No enredo, 11 personagens com diversos problemas cruzam seus caminhos durante uma noite. Um exemplo desse carrossel: Roberto, funcionário que consegue tirar férias após três anos, chama, por falta de companhia, a prostituta Madalena para acompanhá-lo numa viagem. Grávida, ela hesita, pois se envolve com o traficante Adão,
fornecedor de cocaína para uma mãe incapaz de superar a perda do filho, morto durante um assalto.

O filme é dividido em três partes: Luz, Consolação e Paraíso, e entrecortado por números e dados sobre os problemas emocionais dos paulistanos, narrados por Nany People, que interpreta uma radialista.

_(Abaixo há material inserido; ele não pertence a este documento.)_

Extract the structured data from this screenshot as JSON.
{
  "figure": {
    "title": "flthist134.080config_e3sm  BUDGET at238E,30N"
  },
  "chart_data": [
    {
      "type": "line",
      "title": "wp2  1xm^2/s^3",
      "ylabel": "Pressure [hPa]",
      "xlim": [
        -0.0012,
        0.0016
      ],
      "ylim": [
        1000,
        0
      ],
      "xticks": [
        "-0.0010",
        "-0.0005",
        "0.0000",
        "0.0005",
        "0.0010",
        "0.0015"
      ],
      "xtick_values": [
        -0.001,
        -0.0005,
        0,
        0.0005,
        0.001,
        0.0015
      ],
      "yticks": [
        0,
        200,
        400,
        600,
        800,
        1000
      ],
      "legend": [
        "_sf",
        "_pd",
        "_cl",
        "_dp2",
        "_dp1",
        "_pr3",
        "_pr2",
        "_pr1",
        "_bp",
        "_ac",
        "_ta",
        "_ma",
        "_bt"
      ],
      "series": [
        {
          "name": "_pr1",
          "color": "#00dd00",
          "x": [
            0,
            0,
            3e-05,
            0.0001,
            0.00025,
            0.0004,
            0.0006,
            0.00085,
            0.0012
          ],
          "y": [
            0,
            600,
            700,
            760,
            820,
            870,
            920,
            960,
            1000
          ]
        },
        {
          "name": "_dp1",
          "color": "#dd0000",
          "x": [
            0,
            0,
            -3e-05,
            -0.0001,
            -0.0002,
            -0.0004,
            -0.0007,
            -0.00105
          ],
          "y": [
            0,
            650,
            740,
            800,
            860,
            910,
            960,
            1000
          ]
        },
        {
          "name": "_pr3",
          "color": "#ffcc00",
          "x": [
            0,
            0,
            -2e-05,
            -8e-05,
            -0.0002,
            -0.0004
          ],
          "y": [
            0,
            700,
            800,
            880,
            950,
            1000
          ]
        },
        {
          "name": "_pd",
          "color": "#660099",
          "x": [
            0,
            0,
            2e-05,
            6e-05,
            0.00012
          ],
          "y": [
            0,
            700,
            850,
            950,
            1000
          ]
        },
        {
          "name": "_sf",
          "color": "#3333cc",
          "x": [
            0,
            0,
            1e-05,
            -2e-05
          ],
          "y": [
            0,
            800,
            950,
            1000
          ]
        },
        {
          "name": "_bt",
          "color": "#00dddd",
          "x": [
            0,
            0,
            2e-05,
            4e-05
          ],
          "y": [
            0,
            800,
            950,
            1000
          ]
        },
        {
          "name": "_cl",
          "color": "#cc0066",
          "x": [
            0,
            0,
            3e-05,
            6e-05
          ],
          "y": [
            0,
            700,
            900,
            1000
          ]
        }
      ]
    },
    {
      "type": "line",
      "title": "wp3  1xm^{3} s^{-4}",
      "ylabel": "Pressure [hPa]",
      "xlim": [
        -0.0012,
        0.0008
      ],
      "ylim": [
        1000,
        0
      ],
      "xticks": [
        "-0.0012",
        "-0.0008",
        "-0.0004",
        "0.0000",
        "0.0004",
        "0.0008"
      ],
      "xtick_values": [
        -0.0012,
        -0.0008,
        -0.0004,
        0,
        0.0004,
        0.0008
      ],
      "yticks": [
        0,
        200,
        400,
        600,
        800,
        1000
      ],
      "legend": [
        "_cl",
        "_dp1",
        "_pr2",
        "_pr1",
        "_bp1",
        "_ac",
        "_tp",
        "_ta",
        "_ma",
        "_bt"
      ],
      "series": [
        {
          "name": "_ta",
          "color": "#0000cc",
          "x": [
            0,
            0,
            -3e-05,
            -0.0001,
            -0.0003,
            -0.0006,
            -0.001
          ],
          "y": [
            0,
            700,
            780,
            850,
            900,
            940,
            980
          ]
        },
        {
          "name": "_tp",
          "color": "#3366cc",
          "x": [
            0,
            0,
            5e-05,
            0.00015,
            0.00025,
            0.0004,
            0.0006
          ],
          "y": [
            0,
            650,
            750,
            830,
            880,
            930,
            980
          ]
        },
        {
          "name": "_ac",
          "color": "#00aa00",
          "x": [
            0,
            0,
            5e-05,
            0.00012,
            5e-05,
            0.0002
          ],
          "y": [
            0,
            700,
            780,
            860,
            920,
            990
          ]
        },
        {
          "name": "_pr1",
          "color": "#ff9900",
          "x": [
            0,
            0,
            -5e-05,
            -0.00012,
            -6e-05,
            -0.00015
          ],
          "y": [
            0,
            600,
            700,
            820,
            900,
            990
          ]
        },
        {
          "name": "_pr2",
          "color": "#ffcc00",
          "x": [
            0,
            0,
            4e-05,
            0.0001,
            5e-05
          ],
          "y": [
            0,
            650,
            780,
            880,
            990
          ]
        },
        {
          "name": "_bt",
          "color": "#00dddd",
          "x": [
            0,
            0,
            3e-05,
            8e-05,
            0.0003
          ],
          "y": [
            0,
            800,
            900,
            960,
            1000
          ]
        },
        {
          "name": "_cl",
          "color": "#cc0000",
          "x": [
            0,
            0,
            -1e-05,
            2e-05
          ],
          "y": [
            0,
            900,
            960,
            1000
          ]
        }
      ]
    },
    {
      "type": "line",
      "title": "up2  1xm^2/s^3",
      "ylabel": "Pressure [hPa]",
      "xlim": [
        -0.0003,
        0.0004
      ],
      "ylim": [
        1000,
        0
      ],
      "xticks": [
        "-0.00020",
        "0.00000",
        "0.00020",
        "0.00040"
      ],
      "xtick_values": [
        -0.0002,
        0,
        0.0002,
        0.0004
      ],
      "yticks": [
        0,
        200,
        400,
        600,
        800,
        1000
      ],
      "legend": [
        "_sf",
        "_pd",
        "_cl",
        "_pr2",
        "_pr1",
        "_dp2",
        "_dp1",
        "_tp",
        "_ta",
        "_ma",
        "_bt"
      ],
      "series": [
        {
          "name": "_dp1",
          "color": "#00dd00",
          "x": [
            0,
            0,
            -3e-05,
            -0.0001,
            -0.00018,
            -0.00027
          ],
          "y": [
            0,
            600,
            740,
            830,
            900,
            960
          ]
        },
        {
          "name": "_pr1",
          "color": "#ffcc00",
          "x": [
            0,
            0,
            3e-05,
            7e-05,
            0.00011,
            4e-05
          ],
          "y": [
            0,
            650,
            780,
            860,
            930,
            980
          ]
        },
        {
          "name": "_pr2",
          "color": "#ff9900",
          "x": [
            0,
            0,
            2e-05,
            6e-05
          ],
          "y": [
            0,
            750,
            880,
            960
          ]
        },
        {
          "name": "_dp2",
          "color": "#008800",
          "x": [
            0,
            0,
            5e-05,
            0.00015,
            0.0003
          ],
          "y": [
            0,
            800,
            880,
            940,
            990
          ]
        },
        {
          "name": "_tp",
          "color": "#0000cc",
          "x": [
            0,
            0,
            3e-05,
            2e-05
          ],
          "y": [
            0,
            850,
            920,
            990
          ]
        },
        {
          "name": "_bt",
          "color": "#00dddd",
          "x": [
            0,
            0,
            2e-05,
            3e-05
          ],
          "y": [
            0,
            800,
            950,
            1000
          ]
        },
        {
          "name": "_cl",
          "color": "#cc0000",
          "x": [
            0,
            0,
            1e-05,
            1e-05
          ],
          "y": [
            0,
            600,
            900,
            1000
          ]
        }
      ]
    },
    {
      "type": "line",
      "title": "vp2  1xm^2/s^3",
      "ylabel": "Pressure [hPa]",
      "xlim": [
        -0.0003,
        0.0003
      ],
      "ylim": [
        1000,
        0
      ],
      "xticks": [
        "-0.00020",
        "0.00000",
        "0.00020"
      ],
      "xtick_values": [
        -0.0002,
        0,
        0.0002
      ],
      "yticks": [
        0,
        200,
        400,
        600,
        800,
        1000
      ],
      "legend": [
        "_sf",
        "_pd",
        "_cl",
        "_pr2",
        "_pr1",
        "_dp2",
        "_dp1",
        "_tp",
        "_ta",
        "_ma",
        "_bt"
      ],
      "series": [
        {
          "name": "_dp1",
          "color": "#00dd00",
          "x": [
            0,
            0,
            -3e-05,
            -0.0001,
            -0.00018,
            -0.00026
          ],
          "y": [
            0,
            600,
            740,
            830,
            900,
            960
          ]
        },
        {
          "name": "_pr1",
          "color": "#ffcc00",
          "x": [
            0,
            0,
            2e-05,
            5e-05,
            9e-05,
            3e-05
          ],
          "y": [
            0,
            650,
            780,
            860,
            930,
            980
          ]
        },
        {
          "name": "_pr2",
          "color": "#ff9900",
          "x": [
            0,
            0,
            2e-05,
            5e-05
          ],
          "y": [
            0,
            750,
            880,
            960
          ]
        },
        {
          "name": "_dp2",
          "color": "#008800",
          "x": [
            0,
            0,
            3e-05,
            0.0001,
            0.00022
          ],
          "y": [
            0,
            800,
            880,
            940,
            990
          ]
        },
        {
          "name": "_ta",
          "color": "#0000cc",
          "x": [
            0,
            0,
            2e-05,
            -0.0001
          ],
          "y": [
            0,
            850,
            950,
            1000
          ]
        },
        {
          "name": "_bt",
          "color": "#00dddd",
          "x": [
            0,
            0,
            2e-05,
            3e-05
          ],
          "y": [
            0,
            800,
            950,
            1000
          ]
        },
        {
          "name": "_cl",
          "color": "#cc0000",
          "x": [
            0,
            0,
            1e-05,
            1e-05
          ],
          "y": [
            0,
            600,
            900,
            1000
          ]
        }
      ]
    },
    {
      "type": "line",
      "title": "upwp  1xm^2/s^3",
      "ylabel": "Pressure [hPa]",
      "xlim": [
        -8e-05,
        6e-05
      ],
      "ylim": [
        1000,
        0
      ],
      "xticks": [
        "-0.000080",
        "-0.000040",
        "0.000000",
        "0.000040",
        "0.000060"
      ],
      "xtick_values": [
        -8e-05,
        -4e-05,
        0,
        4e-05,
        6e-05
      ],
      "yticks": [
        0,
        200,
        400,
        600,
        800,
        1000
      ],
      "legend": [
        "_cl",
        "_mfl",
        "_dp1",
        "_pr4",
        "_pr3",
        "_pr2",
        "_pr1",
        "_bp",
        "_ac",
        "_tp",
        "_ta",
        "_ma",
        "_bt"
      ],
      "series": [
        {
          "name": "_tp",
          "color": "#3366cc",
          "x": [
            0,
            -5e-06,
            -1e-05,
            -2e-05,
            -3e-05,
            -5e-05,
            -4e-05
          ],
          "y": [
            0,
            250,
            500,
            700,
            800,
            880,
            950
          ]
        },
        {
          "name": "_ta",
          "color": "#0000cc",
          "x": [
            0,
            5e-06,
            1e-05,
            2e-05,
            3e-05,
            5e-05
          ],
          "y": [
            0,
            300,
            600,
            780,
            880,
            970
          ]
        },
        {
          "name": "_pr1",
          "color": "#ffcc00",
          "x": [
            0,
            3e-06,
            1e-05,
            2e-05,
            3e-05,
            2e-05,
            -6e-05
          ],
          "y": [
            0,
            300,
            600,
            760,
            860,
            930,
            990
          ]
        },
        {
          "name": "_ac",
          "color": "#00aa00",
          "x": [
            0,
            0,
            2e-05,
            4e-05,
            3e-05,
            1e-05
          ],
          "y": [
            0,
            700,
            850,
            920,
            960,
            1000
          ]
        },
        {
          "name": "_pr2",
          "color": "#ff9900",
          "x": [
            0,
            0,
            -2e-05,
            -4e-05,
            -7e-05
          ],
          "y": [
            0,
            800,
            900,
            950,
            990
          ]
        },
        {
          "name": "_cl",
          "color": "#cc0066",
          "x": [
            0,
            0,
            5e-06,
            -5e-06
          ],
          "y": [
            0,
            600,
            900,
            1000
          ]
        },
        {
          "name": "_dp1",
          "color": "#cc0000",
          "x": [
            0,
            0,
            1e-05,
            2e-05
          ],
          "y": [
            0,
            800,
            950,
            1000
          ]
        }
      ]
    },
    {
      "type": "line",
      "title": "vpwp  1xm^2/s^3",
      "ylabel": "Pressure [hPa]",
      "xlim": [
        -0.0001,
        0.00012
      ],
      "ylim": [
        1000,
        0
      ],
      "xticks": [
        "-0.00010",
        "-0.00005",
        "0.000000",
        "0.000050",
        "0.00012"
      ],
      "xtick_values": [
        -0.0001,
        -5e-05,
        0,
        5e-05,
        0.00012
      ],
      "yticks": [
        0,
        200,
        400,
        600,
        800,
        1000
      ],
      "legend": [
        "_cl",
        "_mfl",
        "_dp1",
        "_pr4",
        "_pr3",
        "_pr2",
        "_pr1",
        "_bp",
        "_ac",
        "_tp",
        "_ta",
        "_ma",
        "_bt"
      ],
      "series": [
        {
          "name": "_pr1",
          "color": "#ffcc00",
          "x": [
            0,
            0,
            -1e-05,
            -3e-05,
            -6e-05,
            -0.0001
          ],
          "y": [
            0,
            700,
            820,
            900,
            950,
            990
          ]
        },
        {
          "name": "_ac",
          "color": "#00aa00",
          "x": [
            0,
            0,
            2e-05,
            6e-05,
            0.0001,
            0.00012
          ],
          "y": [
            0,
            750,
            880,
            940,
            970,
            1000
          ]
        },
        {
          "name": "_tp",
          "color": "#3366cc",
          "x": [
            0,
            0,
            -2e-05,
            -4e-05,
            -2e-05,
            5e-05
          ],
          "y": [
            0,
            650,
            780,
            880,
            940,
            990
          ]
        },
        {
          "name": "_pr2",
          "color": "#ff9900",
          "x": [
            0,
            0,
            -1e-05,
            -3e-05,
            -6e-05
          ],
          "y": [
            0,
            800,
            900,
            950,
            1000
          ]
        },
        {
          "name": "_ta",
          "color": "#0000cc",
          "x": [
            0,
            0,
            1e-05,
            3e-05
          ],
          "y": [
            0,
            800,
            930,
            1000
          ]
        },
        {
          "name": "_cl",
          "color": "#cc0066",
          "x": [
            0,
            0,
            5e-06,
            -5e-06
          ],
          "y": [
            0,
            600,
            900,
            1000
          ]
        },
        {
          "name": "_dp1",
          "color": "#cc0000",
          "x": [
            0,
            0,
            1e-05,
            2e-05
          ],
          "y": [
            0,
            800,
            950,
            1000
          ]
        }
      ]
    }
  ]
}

As duas produções foram gravadas em 2012 e editadas e finalizadas nos anos seguintes. "Não tivemos nenhum tipo de patrocínio. Usamos nossas economias e fizemos como se fosse guerrilha. Foi suado, mas prazeroso", conta Vásquez, que se prepara para fazer outros dois filmes a partir de peças já encenadas pelos Satyros, "Filosofia na Alcova" e "Pessoas Perfeitas".

"As peças seguem em cartaz e os atores vão aquecidos. Quando for filmar, estarão donos de seus personagens", espera o diretor.